The hidden colors

11 September 2014
11 Sep 2014
West Lafayette, IN
4 mins

It’s the eleventh of September. And that means a lot of things, one of which is our collective remembrance of a terrorist attack on the World Trade Center towers thirteen years ago today. For me, who fortunately has not experienced loss from the incident, this brings up two thoughts, both of which I would like to discuss today.

One of the most widely discussed topic today will be terrorism. An act of terrorism is often loosely defined as an action to engender intense fear to a group of people to achieve political, religious, or ideological means. In other words, acts of terrorism are often not motivated so much by physical reasons, such as resources or economics, as they are triggered by an ideology. This speaks strongly to the power of ideas. People and terrorist groups die, but ideas are not lost.
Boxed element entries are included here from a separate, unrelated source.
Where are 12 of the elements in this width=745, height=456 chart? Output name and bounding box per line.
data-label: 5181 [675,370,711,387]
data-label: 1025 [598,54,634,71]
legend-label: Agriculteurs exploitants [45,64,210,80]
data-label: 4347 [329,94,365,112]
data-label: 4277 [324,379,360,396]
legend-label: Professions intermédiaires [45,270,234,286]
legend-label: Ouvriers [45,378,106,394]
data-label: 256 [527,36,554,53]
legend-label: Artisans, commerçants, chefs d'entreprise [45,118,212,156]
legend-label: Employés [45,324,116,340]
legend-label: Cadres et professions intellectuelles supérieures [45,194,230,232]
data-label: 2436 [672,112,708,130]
Even if their thoughts were never publicized and died with them, undoubtedly, as is history, someone else will rediscover the ideologies. So we can’t ever attempt and succeed to destroy or eliminate those ideas from existing; even if all of those ideologies are wiped out by some magic, they will return under the veil of the illusion that dangerous ideas cannot be reborn. In fact, the Great Firewall of Chine attempts to do just exactly that – wipe out any and all ideas that may lend itself to threatening the status quo, because the government knows the power of ideas. But that’s not working, and it’s not just because people find intelligent ways to get around it. It’s because, unlike matter, ideas can be destroyed, and they can also be created ex nihilo. Just because the government blocks out those ideas from entering doesn’t mean someone inside can’t discover those ideologies. In other words, ideas, dangerous or largely benevolent, can’t be controlled. So as I see it, the best policy against ideas that cause undesirable acts of violence is not to attempt to control the spread of ideas themselves, but rather to educate the agents of those ideas – the people. Rather than fruitlessly attempt to bewitch the stream of water in the river to stop, mold the riverbanks to redirect them – to recognize which ideas are beneficial when used in certain ways, and which are not. Perhaps Nelson Mandela put it best, when he said, “Education is the most powerful weapon which we can use to change the world.”

Terrorism is one of those ideas that are innately powerful by its circumstance. It’s emotionally charged and politically controversial because of the context in which it is used the vast majority of the time. And because of this unfortunate circumstance, the use of the word immediately paints any situation with an air of incontrovertible finality. But as always, the truth resists oversimplification, because both sides of the act of terrorism are human, however different. Have you once considered the leader of the 9-11 attack, Osama bin Laden, outside the context of terrorism? He probably wakes up in the morning and showers, just like everyone else around you. He probably drinks coke on occasion. He most likely laughs, too. Because he’s human. In fact, he’s probably experienced hilarity, excitement, nervousness, sadness, happiness, and everything else in between. Because he’s human. And I think in considering an idea like terrorism with a wide and difficult range of connotations and emotion, we are too prone to simplify things down and dehumanize the elements of the situation, simply because the sheer complexity of it is too much. But I think it’s especially during those times that it is more important than ever to, to the best of our abilities, imagine the world more complexly, to try to understand history not as a sequence of plot points told by a single narrator, but as a story of complex characters with different backgrounds and wildly varying motivations grappling with their environments.